Nielsen had become the villain at the table. He’d won several big hands and celebrated in the same elaborate fashion, turning success into bitterness when he allegedly called Kimmo Kurko a “Fish face” in an earlier hand won by the Finn. What he lacked in grace though he made up for in action, and never shied from the big hands.
But moments after Fiorini had departed, he too found himself on the rail in third. He’d raised with king-nine of diamonds and Kurko defended his blind with seven-four of clubs. Nielsen didn’t know it yet but the flop indicated that his luck had run out. Landing as it did five-eight-six, it had given the Finn a straight. The betting and raising began and the chips were soon in the middle. Nielsen, was soon on the rail.
Nielsen out in third
The rest was up to Kurko and Middleton, arguably the two best players on the day, who battled out a good natured and hard fought heads-up duel, accompanied by the travelling Finnish and British choruses.
Middleton’s success brings an end to this, the first leg of the new tenth season, which has started in typically dramatic style.

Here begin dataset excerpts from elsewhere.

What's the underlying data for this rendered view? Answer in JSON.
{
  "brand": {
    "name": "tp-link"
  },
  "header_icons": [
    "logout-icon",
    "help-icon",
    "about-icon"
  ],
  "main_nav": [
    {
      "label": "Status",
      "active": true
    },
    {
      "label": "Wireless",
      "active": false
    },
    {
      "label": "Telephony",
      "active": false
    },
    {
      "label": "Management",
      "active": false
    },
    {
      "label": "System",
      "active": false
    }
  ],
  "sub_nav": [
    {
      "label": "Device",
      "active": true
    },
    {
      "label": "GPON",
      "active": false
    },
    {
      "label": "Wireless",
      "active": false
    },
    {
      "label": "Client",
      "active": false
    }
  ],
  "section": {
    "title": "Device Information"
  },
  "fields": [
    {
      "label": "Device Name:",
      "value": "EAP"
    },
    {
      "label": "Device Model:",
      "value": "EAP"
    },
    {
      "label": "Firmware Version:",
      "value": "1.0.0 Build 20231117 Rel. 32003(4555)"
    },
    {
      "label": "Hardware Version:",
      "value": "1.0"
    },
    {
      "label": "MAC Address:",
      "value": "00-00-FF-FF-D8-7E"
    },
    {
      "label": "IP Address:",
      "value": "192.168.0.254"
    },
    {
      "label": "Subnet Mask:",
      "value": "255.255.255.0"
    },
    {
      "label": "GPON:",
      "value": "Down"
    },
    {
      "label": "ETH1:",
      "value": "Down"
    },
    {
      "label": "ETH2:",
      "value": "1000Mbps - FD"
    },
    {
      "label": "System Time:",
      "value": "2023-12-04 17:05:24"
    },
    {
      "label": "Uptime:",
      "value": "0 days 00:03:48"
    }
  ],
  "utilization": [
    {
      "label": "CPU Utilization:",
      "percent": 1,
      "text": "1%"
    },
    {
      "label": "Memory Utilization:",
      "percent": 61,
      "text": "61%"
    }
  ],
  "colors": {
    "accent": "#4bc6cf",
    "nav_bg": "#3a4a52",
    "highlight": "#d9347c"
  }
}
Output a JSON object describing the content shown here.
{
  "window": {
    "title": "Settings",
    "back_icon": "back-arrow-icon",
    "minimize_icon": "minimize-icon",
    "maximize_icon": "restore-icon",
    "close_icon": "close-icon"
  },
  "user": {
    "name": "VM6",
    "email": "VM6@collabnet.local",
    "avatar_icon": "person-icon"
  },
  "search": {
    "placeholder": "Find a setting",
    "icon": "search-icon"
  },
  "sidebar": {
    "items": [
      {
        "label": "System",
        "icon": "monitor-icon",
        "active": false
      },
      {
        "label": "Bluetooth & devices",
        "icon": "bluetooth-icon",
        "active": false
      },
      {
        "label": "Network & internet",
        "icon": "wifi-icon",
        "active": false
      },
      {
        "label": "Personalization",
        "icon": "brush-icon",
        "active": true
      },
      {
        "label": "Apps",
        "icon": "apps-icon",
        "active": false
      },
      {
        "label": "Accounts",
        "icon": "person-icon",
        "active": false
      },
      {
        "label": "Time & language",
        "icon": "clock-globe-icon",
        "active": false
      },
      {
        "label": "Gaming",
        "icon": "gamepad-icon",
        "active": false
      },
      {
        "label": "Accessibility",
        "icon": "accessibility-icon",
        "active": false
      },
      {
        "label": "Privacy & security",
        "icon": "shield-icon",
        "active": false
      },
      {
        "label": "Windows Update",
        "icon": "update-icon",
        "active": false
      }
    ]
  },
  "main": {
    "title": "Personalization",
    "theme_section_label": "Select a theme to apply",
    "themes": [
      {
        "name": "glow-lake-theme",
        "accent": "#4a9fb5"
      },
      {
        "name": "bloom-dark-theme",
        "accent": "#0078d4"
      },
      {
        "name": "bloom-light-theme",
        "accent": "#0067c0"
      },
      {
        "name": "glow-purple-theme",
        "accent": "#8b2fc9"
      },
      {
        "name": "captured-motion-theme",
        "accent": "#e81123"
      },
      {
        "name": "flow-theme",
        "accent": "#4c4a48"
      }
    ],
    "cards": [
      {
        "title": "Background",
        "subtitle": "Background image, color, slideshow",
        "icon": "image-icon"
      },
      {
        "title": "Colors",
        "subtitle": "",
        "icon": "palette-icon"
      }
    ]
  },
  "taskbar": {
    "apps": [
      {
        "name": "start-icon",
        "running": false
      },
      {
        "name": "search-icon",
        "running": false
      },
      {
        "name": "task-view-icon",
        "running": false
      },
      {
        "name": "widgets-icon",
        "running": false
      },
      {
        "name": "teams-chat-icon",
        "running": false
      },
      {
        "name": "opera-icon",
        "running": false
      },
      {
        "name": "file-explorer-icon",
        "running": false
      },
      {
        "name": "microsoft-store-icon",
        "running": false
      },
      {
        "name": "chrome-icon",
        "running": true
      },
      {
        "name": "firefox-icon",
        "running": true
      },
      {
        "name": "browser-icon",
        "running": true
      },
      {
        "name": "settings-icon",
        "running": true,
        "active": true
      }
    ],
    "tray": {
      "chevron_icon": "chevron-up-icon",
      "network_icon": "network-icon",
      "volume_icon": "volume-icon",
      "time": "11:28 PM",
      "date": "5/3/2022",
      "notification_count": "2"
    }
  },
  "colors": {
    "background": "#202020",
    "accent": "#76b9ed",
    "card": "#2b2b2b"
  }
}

Today the High Roller event also ended, Daniel Negreanu narrowly missing out on the title to winner Thomas Muhlocker of Austria, but scoring enough points to top the current Global Poker Index Player of the Year rankings.
There were other results, including Vitaly Lunkin’s victory in the Super High Roller and a whole host of side event results, all of which can be found on the relevant pages.
Thomas Middleton and friends
That’s all from Barcelona. It was good to be back. Next stop, London — see you there.